CONGRÈS DE STATISTIQUE


ET


LA STATISTIQUE AGRICOLE





La statistique est-elle une science? — Malgré les prétentions et la ferveur de quelques adeptes, il ne nous paraît pas qu’elle doive être ainsi qualifiée. La statistique recueille les faits, elle les enregistre et les classe; puis elle les traduit en chiffres qu’elle encadre dans des tableaux, et, sous cette forme plus commode, elle les livre aux études des savans. Voilà son rôle, rôle modeste en apparence, important toutefois et d’une utilité incontestable. Bien qu’elle ne tire rien de son propre fonds, la statistique féconde le domaine de toutes les sciences; elle éclaire et agrandit le champ des découvertes. — Pour accomplir cette mission, elle peut employer des méthodes plus ou moins sûres, des procédés plus ou moins ingénieux; mais ce n’est pas à elle qu’il appartient de rédiger les lois définitives qui doivent résulter de ses observations : elle laisse à d’autres le soin de tirer des faits qu’elle constate la déduction scientifique; elle ne saurait donc être rangée au nombre des sciences.

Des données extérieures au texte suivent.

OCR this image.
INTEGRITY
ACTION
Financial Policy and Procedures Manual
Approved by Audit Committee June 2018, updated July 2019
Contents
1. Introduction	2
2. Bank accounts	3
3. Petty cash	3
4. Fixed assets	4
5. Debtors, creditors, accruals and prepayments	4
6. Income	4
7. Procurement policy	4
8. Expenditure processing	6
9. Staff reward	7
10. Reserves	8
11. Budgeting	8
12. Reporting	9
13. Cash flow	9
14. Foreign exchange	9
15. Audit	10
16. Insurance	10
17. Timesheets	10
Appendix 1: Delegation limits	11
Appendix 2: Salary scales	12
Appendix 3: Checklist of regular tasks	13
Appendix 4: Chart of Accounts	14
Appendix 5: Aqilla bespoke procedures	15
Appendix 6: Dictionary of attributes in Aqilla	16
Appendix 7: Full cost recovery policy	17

La statistique est-elle un art? — Sous cette dénomination, elle prêterait singulièrement le flanc à la critique. Que n’a-t-on pas dit de l’art de grouper les chiffres, et n’est-ce point à leur trop grande habileté dans cet art bien connu que beaucoup de statisticiens ont dû attribuer le discrédit qui frappe leurs travaux? Ces malheureux chiffres, qui semblent au premier abord si rigides, si intraitables, sont au contraire d’une docilité et d’une élasticité vraiment merveilleuses. Ils manœuvrent comme des soldats disciplinés; on les presse en colonnes formidables, on les détache en tirailleurs; on les allonge, on les resserre, suivant la nature du terrain et les besoins du combat. Oui, la statistique alors est un art, mais un art fantasque et perfide dont on a depuis longtemps appris à se défier.